Making quick pickled red onions is SO easy – it only takes five minutes to prepare and you probably have all the ingredients already! You’ll love having a jar of these in your fridge to add to your salads, tacos and to top your avocado toast.

Lately I’ve been absolutely obsessing over pickled onions. They just add a lovely dimension to the flavour of any food. They are perfect to top a salad, on a burger, tacos and to top an avocado toast.

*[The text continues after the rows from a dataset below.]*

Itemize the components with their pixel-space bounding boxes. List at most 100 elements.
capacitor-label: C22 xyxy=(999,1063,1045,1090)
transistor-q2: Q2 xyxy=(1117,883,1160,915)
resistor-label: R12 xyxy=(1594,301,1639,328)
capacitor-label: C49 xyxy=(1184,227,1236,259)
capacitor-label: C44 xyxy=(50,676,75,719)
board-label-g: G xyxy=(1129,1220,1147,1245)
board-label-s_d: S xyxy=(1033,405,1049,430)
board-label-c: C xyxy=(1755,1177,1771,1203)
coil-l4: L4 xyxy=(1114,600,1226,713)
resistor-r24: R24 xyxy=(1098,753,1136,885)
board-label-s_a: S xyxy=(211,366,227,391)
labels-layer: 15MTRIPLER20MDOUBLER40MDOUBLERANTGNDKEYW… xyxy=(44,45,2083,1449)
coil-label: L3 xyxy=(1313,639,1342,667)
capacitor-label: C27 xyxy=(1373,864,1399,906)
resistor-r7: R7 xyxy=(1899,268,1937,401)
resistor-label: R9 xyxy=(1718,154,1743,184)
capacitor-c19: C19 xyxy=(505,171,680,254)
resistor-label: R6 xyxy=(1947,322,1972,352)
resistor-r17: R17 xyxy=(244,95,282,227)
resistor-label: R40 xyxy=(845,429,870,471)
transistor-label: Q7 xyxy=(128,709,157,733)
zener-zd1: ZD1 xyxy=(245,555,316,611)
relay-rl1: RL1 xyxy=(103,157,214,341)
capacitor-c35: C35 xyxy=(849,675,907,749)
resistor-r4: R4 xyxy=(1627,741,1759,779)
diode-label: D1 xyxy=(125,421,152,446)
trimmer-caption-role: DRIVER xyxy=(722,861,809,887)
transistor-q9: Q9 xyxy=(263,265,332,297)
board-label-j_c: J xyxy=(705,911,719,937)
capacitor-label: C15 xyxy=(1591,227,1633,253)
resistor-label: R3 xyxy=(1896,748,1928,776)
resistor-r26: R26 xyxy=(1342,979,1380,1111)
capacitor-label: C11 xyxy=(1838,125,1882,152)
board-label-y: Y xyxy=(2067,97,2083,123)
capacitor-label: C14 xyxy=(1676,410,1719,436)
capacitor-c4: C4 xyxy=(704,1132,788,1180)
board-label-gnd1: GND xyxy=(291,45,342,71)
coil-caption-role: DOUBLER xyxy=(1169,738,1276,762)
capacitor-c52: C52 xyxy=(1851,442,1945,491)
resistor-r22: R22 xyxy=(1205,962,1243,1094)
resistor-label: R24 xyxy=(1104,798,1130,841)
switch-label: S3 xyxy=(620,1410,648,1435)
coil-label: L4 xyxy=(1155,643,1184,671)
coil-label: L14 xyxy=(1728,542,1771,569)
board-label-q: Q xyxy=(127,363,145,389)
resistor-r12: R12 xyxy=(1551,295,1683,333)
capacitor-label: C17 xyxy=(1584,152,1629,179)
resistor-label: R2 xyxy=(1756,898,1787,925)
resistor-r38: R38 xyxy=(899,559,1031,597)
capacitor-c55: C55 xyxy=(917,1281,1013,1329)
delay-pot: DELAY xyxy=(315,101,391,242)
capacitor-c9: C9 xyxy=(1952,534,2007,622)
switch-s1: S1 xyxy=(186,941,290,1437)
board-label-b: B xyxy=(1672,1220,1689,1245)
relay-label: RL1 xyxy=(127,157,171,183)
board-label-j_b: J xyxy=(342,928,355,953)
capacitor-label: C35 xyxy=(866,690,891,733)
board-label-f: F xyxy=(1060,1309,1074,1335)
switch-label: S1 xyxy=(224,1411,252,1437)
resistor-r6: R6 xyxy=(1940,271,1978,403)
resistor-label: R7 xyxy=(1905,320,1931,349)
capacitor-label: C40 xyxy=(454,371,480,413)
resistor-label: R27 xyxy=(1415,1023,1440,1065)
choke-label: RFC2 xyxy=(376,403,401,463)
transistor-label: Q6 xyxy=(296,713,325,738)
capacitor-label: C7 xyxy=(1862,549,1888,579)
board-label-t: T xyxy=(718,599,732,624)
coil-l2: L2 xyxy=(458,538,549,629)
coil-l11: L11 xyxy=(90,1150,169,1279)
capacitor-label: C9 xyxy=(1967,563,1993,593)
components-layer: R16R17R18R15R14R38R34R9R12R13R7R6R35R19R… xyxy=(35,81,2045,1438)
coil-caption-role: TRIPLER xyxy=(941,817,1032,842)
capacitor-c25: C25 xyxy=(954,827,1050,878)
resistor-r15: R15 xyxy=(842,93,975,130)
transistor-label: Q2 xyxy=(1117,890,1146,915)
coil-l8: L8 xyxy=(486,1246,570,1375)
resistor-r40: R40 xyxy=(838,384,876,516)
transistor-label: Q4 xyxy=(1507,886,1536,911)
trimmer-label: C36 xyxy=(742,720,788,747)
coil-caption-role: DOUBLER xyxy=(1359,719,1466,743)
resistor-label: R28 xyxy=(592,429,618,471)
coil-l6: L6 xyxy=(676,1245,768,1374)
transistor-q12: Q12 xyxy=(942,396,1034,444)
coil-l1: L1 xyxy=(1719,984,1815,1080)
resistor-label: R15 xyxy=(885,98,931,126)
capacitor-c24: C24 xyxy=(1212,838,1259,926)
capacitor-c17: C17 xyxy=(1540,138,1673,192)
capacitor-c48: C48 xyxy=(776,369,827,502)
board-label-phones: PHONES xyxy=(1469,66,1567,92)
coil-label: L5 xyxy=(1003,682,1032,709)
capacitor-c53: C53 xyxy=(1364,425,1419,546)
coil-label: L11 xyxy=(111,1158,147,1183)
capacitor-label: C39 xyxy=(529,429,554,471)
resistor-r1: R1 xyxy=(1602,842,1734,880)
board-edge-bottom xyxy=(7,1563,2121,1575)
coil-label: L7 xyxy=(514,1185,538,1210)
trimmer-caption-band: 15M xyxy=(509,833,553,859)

How to use pickled onions?
As said above, pickled onions are perfect to add some extra flavour to almost any dish, especially salads, burgers, tacos or sandwiches. It’s easy so to make and a great ingredient to have on hand in your fridge. They will last for up to two weeks in the fridge, but to tell you the truth, my jar never last that long in the fridge anyway.
These quick-pickled red onions are:
- Vegan
- Vegetarian
- Gluten-free
- Oil-free
- Easy to make
- Delicious
How to make this easy recipe?
Pickling red onions could not be any easier. It’s literally just these five easy steps steps, cut onions, put them in a jar, pour over the liquid, shake and wait!
Traditionally, white sugar is used to make the pickling juice. We are trying to use less white processed sugar so I opted for coconut sugar instead for this recipe. It’s doesn’t affect the taste of the onions, but it does tint the pickling juice slightly. If you prefer you could always use regular white sugar instead of the coconut sugar.
Here are some recipes you could add quick-pickled red onions to:
- Vegan fresh summer cobb salad
- Pear, almond and buckwheat salad

Quick-pickled red onions
Ingredients
- 1 large red onion, thinly sliced
- 1/2 cup apple cider vinegar
- 1 tbsp coconut sugar
- 1 1/2 tsp salt
Instructions
- Slice the onion as thinly as you can.
- Place the onion in a glass jar.
- Pour 1 cup of water, 1/2 cup of apple cider vinegar into the jar. Then add 1 1/2 tsp of salt and 1 tbsp of coconut sugar.
- Close the jar and shake it well. Let sit at room temperature for 1 hour.
- The onions will keep for up to two weeks in the fridge.